The Brooklyn Paper / Sebastian Kahnert

Poorly maintained bridle paths in Prospect Park are injuring horses — prompting at least one local equestrian to pull her horses out of Brooklyn entirely.

“Horses are getting crippled,” said Fran Levy, former manager at the Kensington Stables, where most of the park horses are barned.

Levy blamed the park’s “unstable, eroded bridle paths” for injuries to all four of her horses, including the mustang Corey, who has shin splints. As a result, she has moved her horses out of Kensington Stables and taken them upstate, far from the rocky, three-and-a-half-mile bridle path that has been known to trip up the majestic 2,000-pound animals.

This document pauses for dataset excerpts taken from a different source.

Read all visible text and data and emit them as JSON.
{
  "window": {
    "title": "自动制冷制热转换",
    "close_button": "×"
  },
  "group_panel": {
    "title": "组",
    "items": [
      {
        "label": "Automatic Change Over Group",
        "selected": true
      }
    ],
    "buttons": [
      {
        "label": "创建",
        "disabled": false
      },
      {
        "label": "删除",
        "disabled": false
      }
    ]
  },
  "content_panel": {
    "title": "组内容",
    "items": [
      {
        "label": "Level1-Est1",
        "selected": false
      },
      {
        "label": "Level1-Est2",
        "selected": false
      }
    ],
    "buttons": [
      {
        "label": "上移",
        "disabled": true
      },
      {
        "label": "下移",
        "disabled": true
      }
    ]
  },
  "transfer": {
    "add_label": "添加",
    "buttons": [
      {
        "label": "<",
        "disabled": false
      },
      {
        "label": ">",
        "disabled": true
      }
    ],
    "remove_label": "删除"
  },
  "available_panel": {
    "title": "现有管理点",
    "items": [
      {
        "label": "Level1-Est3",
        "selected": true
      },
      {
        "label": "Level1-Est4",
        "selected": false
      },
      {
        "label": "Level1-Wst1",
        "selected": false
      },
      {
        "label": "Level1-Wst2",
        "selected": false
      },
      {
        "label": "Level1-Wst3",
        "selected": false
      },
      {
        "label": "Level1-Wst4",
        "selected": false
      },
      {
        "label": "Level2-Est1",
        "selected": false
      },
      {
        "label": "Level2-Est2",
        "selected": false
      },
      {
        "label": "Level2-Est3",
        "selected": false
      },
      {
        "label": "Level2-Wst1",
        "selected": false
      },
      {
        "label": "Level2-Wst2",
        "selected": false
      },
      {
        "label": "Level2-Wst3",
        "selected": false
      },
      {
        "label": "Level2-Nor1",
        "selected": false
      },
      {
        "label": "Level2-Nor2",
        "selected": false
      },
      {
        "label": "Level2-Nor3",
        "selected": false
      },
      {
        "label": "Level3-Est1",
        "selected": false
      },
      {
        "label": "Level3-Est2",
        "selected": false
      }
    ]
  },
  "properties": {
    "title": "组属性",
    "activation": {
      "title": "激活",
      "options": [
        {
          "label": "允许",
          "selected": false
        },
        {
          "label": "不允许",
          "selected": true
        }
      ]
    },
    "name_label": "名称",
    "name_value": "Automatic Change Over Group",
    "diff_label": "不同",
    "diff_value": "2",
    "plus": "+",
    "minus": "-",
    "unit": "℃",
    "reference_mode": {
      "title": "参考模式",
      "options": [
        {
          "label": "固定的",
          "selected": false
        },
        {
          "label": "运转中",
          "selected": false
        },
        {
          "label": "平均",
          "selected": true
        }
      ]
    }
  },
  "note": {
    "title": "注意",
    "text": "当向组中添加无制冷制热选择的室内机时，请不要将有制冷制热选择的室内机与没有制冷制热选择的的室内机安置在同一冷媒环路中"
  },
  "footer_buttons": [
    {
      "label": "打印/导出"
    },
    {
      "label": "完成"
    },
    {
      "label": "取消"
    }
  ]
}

Maintaining the bridle path has proven to be a challenge, said Tupper Thomas, the park’s administrator, because rainfall erodes soil from the path, bringing rocks to the surface.

The Parks Department covers the rocks with ash to level the ground, but it’s not a permanent solution, Thomas said.

“Right now we’re putting more ash [on the trails],” she added. “That will last for about two months.”

Walker Blankinship, the president of Kensington Stables, said that ash does help the horses’ footing, but is does nothing to solve the underlying problem of erosion.

Blankinship recommended an entirely new drainage system along the path — but such a thing would cost millions.

The area most affected by erosion at the base of Lookout Hill — on the south side of the 150-year-old, Olmsted and Vaux–designed greensward. This stretch is busiest because it connects Kensington Stables, which is near the Park Circle entrance at the southeast corner of the park, to a riding ring just inside the 15th Street entrance.

Thomas was sympathetic to the horses and their owners, but added that repairs to the bridle paths are “not something in the top priority” right now.

Despite the disrepair along the horse trail, Prospect Park remains a convenient destination for those who want to get back in the saddle again.

“[The poor trail quality] is more than made up by having a horse in New York City 15 minutes from your house,” said Dennis O’Neal, who’s been boarding his mare, Gertrude, at Kensington Stables for six years.

“The trails are not maintained [and] they suffer from neglect,” added O’Neal.